Sixty-day pharmacy script dispensing will be available for the first tranche of medicines from today.
The reform, which has been opposed by the Pharmacy Guild of Australia, has been welcomed by consumer, health, and doctor groups, who say it will save patients at least $180 a year, and more if they are taking multiple medicines.
The reform doubles the amount of medicines that pharmacists can dispense for stable conditions, on the Pharmaceutical Benefits Scheme (PBS), from 30 to 60 days.
The Royal Australian College of General Practitioners (RACGP) said the change would bring “immediate benefits for some the most vulnerable people in our community, including people living with chronic and ongoing conditions”.
It will save patients money and mean fewer trips to pick up medicine and repeat scripts, as well as freeing up GP consultations
“It will save patients money and mean fewer trips to pick up medicine and repeat scripts, as well as freeing up GP consultations,” said RACGP President Dr Nicole Higgins.

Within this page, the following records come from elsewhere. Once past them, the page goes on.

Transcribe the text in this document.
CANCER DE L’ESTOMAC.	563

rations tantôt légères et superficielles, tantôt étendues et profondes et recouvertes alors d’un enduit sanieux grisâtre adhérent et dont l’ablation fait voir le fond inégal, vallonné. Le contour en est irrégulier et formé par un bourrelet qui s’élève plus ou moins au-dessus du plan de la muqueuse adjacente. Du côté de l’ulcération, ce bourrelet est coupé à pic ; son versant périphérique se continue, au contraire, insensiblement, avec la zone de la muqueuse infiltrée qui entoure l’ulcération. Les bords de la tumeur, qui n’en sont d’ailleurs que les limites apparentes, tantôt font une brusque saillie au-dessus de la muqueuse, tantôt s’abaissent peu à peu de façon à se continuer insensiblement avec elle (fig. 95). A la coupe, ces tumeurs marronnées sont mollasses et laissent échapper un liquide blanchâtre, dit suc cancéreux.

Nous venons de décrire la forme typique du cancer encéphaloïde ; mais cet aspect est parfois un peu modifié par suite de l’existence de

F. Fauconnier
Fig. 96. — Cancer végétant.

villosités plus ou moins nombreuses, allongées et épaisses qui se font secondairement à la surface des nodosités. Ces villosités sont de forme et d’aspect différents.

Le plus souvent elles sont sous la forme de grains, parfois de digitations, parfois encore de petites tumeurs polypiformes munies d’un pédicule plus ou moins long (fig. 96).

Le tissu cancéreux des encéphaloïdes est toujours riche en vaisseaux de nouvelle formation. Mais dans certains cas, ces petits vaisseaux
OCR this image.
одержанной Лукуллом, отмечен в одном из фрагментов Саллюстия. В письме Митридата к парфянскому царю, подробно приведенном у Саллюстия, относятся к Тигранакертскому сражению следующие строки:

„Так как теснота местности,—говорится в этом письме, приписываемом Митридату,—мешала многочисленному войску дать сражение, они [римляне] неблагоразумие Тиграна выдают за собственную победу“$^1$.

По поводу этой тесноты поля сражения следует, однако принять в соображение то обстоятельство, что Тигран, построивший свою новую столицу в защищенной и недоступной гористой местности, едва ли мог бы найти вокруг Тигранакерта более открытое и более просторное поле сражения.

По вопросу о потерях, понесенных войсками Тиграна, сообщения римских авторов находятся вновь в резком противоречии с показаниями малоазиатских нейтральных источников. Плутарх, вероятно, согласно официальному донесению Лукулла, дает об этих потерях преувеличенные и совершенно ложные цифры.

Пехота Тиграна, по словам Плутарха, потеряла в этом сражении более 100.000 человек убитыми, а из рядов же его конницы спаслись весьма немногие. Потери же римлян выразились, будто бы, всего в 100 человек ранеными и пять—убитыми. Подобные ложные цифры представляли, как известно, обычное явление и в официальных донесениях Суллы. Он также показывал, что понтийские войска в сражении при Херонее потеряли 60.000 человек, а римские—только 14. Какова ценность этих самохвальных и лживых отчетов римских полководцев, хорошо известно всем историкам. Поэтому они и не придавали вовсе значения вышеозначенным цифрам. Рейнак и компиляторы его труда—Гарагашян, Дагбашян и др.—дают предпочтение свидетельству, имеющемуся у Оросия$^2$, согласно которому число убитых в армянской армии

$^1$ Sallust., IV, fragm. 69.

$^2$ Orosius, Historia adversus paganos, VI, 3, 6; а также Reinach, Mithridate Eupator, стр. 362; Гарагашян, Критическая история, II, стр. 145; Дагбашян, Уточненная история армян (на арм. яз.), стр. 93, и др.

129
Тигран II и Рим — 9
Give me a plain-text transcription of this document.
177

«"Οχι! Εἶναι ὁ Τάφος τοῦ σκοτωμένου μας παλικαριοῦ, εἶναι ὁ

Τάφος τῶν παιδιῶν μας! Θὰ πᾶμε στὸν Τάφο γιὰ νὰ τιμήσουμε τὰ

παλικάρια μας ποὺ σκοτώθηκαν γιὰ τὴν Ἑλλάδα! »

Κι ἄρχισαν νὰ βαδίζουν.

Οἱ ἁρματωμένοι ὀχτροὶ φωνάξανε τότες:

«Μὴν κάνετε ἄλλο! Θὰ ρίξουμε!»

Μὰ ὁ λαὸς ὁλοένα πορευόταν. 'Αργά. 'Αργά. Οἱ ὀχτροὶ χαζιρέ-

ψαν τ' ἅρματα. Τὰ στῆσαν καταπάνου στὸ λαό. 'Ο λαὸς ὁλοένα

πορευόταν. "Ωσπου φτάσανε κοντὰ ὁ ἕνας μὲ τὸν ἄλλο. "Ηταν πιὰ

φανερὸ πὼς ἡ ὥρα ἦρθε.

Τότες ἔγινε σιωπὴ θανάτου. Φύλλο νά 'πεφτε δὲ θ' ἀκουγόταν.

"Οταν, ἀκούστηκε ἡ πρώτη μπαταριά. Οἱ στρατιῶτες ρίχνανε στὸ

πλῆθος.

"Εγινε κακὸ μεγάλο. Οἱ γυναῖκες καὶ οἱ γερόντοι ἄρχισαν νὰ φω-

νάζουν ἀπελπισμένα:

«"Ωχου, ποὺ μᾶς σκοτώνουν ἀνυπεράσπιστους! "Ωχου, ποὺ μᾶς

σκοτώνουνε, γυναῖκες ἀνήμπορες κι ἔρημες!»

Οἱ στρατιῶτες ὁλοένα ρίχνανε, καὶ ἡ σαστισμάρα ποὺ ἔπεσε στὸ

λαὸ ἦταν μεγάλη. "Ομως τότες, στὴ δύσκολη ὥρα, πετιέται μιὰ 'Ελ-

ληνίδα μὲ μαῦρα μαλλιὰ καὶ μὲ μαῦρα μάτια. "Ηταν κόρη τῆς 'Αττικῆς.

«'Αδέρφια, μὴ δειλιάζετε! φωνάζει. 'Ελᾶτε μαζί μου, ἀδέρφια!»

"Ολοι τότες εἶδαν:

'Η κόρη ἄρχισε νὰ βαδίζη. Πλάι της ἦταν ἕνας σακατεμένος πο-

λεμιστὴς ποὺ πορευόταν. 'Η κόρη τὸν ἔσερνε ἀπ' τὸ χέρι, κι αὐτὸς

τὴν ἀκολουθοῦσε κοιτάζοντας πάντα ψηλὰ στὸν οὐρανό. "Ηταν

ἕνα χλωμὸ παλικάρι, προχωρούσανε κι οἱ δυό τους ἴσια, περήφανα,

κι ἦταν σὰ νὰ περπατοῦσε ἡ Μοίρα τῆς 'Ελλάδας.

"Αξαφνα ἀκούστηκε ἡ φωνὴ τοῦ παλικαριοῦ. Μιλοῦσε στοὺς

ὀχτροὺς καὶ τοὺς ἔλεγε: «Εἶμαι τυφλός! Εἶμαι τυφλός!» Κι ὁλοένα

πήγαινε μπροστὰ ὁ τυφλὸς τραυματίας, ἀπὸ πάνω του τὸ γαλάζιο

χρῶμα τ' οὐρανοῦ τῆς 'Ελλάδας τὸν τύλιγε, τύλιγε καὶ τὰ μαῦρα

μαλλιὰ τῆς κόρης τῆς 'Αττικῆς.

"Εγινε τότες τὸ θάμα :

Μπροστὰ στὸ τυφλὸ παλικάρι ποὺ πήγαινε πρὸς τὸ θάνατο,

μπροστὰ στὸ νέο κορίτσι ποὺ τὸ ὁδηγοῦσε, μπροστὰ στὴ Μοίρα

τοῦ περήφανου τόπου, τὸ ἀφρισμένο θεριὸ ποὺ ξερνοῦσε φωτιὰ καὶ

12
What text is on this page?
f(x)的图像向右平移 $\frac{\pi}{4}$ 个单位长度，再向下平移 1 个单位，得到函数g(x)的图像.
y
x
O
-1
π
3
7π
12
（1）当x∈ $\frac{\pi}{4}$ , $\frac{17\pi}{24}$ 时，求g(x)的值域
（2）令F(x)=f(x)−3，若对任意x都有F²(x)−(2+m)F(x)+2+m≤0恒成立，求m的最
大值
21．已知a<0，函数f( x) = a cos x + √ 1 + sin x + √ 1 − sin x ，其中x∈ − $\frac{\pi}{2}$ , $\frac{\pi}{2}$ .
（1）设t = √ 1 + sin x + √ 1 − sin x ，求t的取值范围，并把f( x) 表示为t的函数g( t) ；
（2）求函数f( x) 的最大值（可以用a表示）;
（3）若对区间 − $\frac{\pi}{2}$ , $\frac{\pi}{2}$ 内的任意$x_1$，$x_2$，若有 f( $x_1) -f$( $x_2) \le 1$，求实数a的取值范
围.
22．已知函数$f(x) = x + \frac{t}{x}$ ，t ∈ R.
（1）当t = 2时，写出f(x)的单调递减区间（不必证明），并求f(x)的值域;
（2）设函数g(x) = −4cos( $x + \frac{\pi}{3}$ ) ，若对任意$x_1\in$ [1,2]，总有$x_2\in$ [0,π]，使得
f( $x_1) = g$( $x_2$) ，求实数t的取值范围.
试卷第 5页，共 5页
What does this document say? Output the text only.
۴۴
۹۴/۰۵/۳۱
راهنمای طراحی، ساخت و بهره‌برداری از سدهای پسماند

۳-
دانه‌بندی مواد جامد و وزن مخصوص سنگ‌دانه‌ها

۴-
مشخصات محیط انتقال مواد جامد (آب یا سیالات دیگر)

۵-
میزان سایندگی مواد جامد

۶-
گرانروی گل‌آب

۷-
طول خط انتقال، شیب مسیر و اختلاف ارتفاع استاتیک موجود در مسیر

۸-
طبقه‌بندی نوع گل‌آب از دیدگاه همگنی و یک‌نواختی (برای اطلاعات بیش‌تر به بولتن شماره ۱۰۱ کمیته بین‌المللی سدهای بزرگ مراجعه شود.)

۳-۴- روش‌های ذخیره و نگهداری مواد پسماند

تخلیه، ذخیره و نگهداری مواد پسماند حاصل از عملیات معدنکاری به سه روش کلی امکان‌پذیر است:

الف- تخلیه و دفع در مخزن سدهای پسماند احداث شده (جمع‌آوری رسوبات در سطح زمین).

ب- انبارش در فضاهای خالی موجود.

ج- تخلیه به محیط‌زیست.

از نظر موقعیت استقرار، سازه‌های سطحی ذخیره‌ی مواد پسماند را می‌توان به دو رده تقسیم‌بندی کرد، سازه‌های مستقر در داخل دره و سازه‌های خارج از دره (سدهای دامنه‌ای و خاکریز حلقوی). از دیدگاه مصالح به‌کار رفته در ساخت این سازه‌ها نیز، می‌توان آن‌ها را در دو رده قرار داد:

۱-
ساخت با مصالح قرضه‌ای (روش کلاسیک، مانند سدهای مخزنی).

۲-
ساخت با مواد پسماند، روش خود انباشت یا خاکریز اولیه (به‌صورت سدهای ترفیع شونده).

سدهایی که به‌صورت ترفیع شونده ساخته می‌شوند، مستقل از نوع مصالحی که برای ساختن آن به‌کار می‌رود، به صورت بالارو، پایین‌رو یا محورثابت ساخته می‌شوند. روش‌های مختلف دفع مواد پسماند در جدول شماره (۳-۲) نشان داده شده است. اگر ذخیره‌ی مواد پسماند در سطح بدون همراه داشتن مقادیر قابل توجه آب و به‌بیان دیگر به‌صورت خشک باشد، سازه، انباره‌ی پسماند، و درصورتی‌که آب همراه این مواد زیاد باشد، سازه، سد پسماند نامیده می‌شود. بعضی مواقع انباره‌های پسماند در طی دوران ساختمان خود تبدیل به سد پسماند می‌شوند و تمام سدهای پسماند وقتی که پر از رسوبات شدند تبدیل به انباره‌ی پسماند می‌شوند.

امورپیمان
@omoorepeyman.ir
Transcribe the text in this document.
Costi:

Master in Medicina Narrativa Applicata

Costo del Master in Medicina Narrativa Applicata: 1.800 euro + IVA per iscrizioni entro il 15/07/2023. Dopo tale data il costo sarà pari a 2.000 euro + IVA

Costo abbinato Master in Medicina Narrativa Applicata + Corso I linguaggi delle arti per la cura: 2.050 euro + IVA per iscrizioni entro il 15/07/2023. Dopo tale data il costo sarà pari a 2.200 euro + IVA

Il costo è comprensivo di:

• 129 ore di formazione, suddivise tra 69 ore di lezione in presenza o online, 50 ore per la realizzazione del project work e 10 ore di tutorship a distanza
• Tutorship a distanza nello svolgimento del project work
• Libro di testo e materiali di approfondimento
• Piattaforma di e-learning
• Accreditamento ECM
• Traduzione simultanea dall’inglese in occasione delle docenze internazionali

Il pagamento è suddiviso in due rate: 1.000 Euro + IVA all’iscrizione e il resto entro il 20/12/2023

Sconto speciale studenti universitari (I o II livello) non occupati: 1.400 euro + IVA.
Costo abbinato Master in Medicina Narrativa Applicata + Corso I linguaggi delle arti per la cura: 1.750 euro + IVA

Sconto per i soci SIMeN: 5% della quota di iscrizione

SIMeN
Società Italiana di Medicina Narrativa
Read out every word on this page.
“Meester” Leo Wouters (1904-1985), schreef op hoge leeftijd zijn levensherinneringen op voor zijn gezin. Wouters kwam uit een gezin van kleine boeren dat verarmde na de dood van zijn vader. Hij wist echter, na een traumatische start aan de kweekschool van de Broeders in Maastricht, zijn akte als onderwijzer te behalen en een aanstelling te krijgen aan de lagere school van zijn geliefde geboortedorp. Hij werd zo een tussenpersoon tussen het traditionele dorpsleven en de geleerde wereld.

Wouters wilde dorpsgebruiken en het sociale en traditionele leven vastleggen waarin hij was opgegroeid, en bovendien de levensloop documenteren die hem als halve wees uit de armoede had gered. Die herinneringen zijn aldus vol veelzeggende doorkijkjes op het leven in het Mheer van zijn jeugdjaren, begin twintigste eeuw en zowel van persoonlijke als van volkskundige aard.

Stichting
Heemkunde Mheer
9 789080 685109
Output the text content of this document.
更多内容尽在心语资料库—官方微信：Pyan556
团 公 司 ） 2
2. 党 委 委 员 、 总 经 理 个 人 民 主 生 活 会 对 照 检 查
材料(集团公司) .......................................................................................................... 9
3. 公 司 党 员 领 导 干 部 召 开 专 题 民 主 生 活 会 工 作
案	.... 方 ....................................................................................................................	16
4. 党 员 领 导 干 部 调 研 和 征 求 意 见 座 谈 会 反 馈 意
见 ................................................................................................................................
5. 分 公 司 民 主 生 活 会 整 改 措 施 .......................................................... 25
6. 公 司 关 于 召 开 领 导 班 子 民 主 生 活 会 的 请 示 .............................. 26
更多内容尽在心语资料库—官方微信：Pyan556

“The change is happening in three stages, and I encourage people who think they may be eligible for 60-day scripts to talk to their GP,” she said.
In this first stage, treatments will be available for 60-day scripts for treatments for patients living with high cholesterol, hypertension, osteoporosis, Crohn’s disease, cardiovascular disease, gout, heart failure, and ulcerative colitis. Once the rollout is complete, over 300 medicines will be available for 60-day scripts.
Sixty-day scripts have been welcomed by Asthma Australia, Breast Cancer Network Australia, the Council of the Ageing, Lung Foundation Australia, and the National Aboriginal Community Controlled Health Organisation.
The Pharmacy Guild of Australia, meantime, has agreed to suspend its campaign against the reform.
In exchange for earlier good faith negotiations on the next community pharmacy agreement, the Pharmacy Guild of Australia said it was suspending its public campaign objecting to the new policy after citing concerns about closures and job losses.
The Pharmacy Guild said it would continue to work with pharmacies that are most impacted by 60-day dispensing to ensure their viability remains intact while negotiations start with the Government, ahead of 1 March 2024.